These are the adventures of Andy and Sally Rawnsley on their narrowboat "The Puzzler". We have been living on the boat for over eight years now and are still loving it. Our Ulster born Shih Tzu, Shannon, has grown up, and has taken over the boat! After three wonderful years in Ireland, we transported The Puzzler to The Netherlands, and spent a year there. In 2015 we went southwards, to reach the north of France by June. After glorious weather throughout the summer, we arrived in Roanne in late October, and enjoyed our winter in this friendly port. We cruised extensively in France in 2016, returning to Roanne for a second winter.


Sunday, 13 January 2013

4th - 12th Jan. A visit to Florence Court.

We still continue to play both bowls and bridge regularly.
A waterboarder went upstream past the Round "O". She tried to go up through Enniskillen Bridge but failed, which was not surprising. There is quite a flow on the River Erne at present.

We went walking at Florence Court, which is a splendid 18th century mansion and is the former home of the Earls of Enniskillen. It is set in acres of fields and woodland with many lovely walks.
In this building, in the grounds of Florence Court, there is an operational sawmill, which has been there since 1848. It is powered by a waterwheel, which is activated by the water feeding across from the stream above it.
The waterwheel can be seen close behind the building.





It is quite impressive.

We carried on further round the grounds to the pretty thatched summerhouse. The clematis, on the front arch above Violet and Andy, will be lovely in a couple of months time.
Time for a rest! The walls are lined with small branches, while the rustic furniture inside this delightful building is also made by using natural shapes in the wood.


We looked at the view, while Joe checked out the path in front of the summer house.
Having completed our circuit, we walked back past the main house. We really appreciated our visit here, having heard so much about Florence Court. It certainly lived up to our expectations.

Sunday, 6 January 2013

31st Dec 2012 - 3rd Jan 2013. New Year in far west Fermanagh.

For New Year celebrations, we are in the far west of Fermanagh, in Cashelnadrea. We went for a walk at The Rosheen, a picturesque spot by Lough Melvin, being well insulated against the inclement weather.

Driving round to the far side of Lough Melvin, we stopped to see the view, but Maurice and Janet were nearly blown over by the wind!


On a clear day the Atlantic can be seen in the distance from this viewpoint.


The view is good, looking up the lough, despite the misty weather.


Don't you agree that this is an idyllic setting for a cottage? This is where we are lucky enough to be staying.


We spent three days celebrating the coming of the New Year, being entertained by Maurice and Janet.


A good time was had by all!
Next morning it was off for more walking, and we passed the romantic centre of this area.

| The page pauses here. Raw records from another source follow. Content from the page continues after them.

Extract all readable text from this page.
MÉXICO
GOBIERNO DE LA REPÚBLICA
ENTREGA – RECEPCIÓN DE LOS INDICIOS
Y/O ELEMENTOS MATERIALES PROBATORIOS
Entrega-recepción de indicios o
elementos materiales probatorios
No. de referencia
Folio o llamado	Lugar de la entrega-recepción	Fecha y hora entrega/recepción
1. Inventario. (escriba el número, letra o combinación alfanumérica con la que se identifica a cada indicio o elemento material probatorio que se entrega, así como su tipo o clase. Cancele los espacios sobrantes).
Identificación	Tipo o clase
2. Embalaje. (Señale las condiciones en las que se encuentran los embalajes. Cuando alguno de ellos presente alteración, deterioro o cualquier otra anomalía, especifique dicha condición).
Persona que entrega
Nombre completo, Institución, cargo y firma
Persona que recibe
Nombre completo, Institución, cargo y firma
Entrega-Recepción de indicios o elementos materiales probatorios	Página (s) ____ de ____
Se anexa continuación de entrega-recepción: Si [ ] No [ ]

The Ballroom of Romance at Glenfarne is the place to go, if you are footloose and fancyfree, so we are told. However, we continued on towards the hills!
From Black Lion we headed six miles to the south, and after a half mile track from the car park, there is a new bridge welcoming us to Shannon Pot.
This pool  is the source of the great River Shannon and the water gushes out of the ground here, Apparently when there is more water coming out, a small geyser is created, but today it is just bubbling gently.
The quantity of water from the pool is still quite impressive, creating this stream under the footbridge in a distance of less than twenty yards. The River Shannon  has a long way to go before it reaches the Atlantic Ocean beyond Limerick.
From Shannon Pot we carried on to the Cuilcach Mountains, and Cladagh River Glen, where there is an extremely scenic walk through the woods, alongside the Cladagh River. We saw several trees, which had slipped to lie across the Cladagh River, but it just carries on, as it has for centuries, to flow under or around them.


The Cascades Waterfall is not a place to lose your footing!



In a very old woodland like this one, the dampness of the climate can be seen in the moss covered trees.
Further on, this is the limestone arch after which the Marble Arch caves are named, due to its similarity to marble in appearance.The Cladagh River probably created the arch originally.
Marble Arch Rising is the source of the Cladagh River, where it emerges from the hillside. The northern slopes of the Cuilcach Mountains are the catchment area for three rivers which flow into the Marble Arch cave system. They meander through the underground cave passages for several miles before joining together to emerge as the Cladagh River, here at the chaotic limestone collapse which is known as Marble Arch Rising.
Beyond the Rising we climbed the path, which leads up to the Marble Arch Centre, and the public entrance to the Caves. When open, in the summer months, it is an impressive underground adventure.

On our way back, we passed Lough Macnean. There is just so much stunning scenery in this part of Ireland. We have had a wonderful holiday.